By Casey Neill
“The Queenslander saw and heard the loudest explosion he thinks he’s ever heard,” Jeff Casson told the Dandenong Anzac Day service.
“It shook the sweat from his brow, rattled his teeth and took the breath out of his chest.
“Amongst the blast was his brother, the young Victorian.”
The soldiers weren’t brothers by blood, but by mateship.
“The Queenslander instantly thought his young mate had been killed,” Jeff said.
“The Queenslander found his brother, slightly broken but seemingly alive.
“This happened to me on the 23rd of September in 2011.”
He was in Afghanistan with the 3/4 Cavalry Regiment.
He’d become mates – brothers – with Scott May and his brother Chris.
Scott had returned home. Chris was “engulfed by dust and fire” as a bomb blast tore apart his Bushmaster vehicle.
“I saw a 240 kilogram wheel station removed from the front of his vehicle and thrown down like toys by an angry child,” Jeff said.
“I saw and heard the bolts from the windscreen of his Bushmaster, which is approximately four inches thick, explode off.
“I could think nothing else but ‘how the f*** am I going to explain this to his mum and dad?’.”
The three ‘brothers’ eventually all came home. Chris and Scott are founding members of support group Young Veterans.
“We all left pieces of ourselves in those places, be that in the streets of Baghdad or the villages and rolling dunes of Iraq, to the winding deserts in Afghanistan,” Jeff said.
“We were soldiers. We were doing a soldier’s job.
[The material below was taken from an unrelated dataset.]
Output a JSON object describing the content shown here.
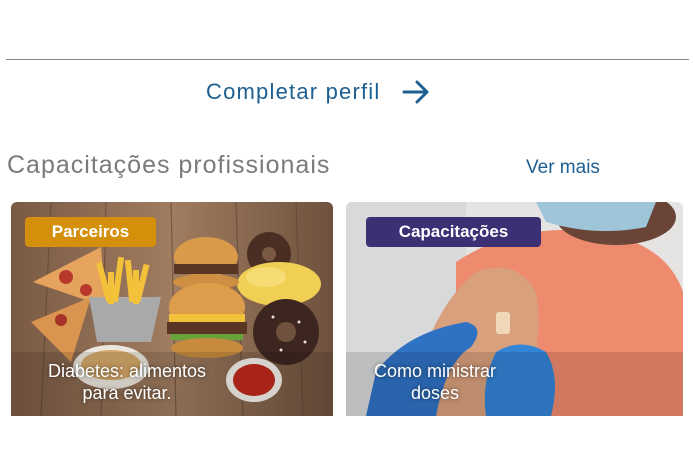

“We had to look out for each other, because that’s what soldiers do, that’s what brothers do, and that’s what mates do, most of importantly of all.”
Anzac Day in Dandenong started with a soggy dawn service at the Pillars of Freedom on Clow Street.
A Vietnam Veterans service followed at the Dandenong RSL, then a march from the RSL to the pillars for another service.
Dandenong resident Helen Matthews marched to honour her dad, Martin Te Whango Matthews, who served with the 28th Maori Battalion in Greece.
Former Dandenong Inspector Neil Thomas marched carrying the police flag, and has been part of the Dandenong event for the past 36 years.
Muna Elamin from Dandenong North proudly carried her father’s British Army World War II service record as she marched alongside daughters Danya and Dena.